What is a Zoom Testimony Session?
We will take turns talking in a recorded session (3-5 minutes each) about the gross negligent act that killed our loved ones, and ask for change. Following the recorded session, several volunteers will share these in various social media outlets including Twitter, Tik Tok, Facebook and more. The videos may also be used to raise awareness with legislators and on the victims pages section of the Florida Medical Rights Association website.
I want in! What do I need to do?
First, we would like to make sure that everyone has a turn. To do this, we have to do our best to share our loved one's story in an abbreviated but effective way. To accomplish this, preparation is the key.
Prepare something in writing.
Time yourself, and bring your timer to the testimony session to keep track of time.
What do I need to bring?
A photo of your loved one
A timer to keep track of how long you are sharing (3-5 minutes please)
Organize your content in a way that encourages others to listen. Over time I have experienced a lot of talking and listening about free kill cases. It is very challenging to talk about our losses, and if unprepared, losing track of what you wanted to say, and how long you are talking is easier than not. When emotions rise up, we are most likely to forget to say the most important things. To avoid this you can write your whole speech out, or use index cards to keep yourself on track.
Here is a great format to organize your speech in:
Start at the end of the story before you summarize the journey. Tell the audience what your loved one DIRECTLY one died from. Also, correspond the reason to the definition of gross negligence. Save the details. In a short explanation, details can cause listeners to be confused.
This is my story and an example of how I share it succinctly: My father died when the hospital staff overdosed him on sedatives. It was very clear in his chart that he had too much medication which caused him to stop breathing. On reviewing his chart in detail, we found acts of gross medical negligence, including that he was injected with drugs that 1. Are known to cause death when mixed and 2. One of the drugs was known to cause him extreme adverse reactions. The nurses noted the adverse reaction, but instead of stopping the drug, gave him more. They should have been trained to better understand the bad reactions he was having and the contraindications.
Hold up a photo of your loved one while you talk. Remind the audience that your loved one is a real person.

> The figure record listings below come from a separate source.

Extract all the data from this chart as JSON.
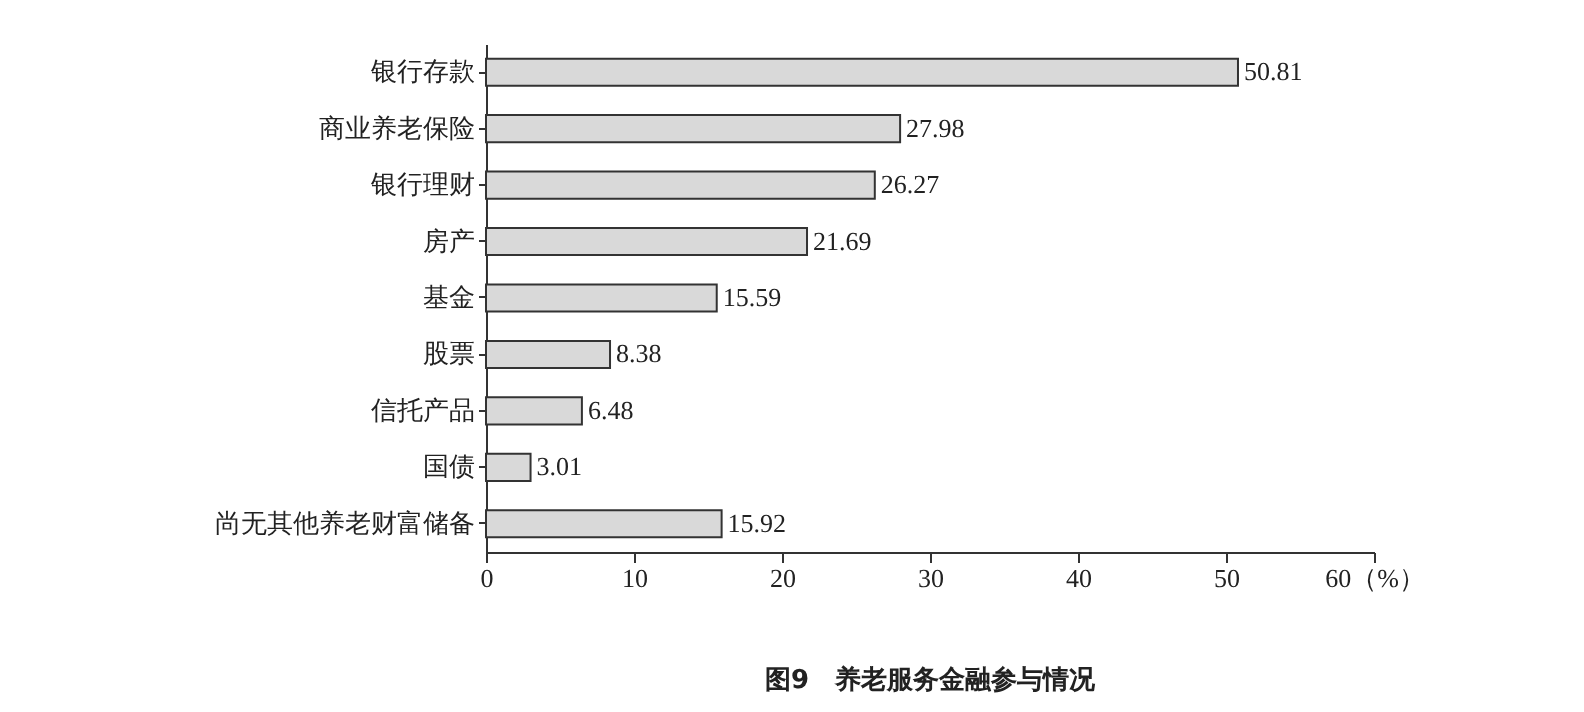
{
  "chart_data": {
    "type": "bar",
    "orientation": "horizontal",
    "title": "图9　养老服务金融参与情况",
    "categories": [
      "银行存款",
      "商业养老保险",
      "银行理财",
      "房产",
      "基金",
      "股票",
      "信托产品",
      "国债",
      "尚无其他养老财富储备"
    ],
    "values": [
      50.81,
      27.98,
      26.27,
      21.69,
      15.59,
      8.38,
      6.48,
      3.01,
      15.92
    ],
    "color": "#d9d9d9",
    "xlim": [
      0,
      60
    ],
    "xticks": [
      0,
      10,
      20,
      30,
      40,
      50,
      {
        "value": 60,
        "label": "60（%）"
      }
    ],
    "data_labels": true,
    "grid": false
  }
}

If you still have more time on the clock, share something that you loved about your departed loved one.
Ask the audience to support changing the law and name the Florida Statute (768.21, subsection 8), this really helps drive it home that the unbelievable law is in fact, real.
Also, because it is on video, bringing a photo or a collage of photos of your loved one will help remind the opposition that those lost to free kill are real people.